Qazvin’s Feyzabad holds historical values: archaeologist

April 10, 2022 - 22:0

TEHRAN – An Iranian archaeologist has suggested Feyzabad site of Qazvin holds historical values after her team caved some trenches across the property situated in Abyek county of Qazvin province.

Nozar Heydari and his team conducted an archaeological survey to determine the boundaries of the ancient site after it was reported that a fish pond was under construction within the property.

“After several rounds of research and field inspections, finally 26 trenches were drilled on the north and northwest fronts of the site as well as on all four sides of the pool construction area,” the archaeologist explained.

“The locations of trenches, most of which has a depth of 120 cm, were selected at a maximum distance of three meters from each other.”

The surface of the site, which has been the subject of numerous unauthorized excavations in the past, shows that the site enjoys historical values, he said.

So far, a number of earthenware bearing geometrical motifs and sole glazed pottery estimated to date from the (early) Islamic Era have been discovered inside the site, the archaeologist noted.

Qazvin sits in a wide, fertile plain at the southern foot of the Alborz mountain range. Originally called Shad Shahpur, it was founded by the Sasanian king Shapur I about 250 CE. It flourished in early Muslim times (7th century), and was surrounded by strong fortifications by Harun al-Rashid. Genghis Khan laid waste to the city, but it revived under the Safavids when Shah Tahmasp I (ruled 1524–1576) moved the capital from Tabriz to Qazvin.

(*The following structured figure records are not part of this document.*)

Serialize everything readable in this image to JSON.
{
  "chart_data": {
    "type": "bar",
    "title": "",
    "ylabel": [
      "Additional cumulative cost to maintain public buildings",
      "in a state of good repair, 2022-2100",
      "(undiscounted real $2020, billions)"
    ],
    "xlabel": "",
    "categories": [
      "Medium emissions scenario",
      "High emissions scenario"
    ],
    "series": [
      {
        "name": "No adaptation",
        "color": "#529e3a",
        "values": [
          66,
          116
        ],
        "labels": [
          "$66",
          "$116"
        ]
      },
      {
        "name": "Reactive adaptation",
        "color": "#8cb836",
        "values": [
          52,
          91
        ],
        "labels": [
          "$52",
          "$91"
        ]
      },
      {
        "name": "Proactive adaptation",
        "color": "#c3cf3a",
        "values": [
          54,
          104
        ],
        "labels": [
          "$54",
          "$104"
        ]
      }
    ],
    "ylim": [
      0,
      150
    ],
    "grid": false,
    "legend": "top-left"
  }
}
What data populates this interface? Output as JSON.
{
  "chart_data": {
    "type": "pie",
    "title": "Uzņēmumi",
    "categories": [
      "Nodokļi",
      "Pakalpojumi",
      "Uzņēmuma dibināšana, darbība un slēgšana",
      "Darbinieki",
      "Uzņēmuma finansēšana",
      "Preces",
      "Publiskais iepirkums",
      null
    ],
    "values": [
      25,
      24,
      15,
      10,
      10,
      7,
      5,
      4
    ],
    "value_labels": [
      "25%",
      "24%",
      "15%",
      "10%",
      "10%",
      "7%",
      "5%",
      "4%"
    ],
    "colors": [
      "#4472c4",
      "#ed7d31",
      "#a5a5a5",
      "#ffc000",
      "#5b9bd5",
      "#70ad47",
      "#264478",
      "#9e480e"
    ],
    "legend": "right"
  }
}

The city of Qazvin lost its eminence once again when Shah Abbas I (the Great; ruled 1588–1629) transferred the government to Isfahan in 1598. Nader Shah assumed the crown in Qazvin shortly after his return from invading India in 1739 and before returning to Mashhad, the capital of Iran.

Agha Mohammad Khan of the Qajar dynasty reestablished Qazvin about 1796 as a major base for foreign trade with the Caspian Sea, Persian Gulf, and Asia Minor.

Interference by Russia and Britain in the internal politics of Iran in the 19th century and the autocratic rule of the country resulted in unrest and the growth of a nationalist movement. The city fell to a nationalist force from Rasht in 1909. The British established a military headquarters in Qazvin in the 1920s.

For most travelers, Qazvin is primarily the staging point for excursions to the famous Castles of the Assassins and trekking in the sensational Alamut Valley.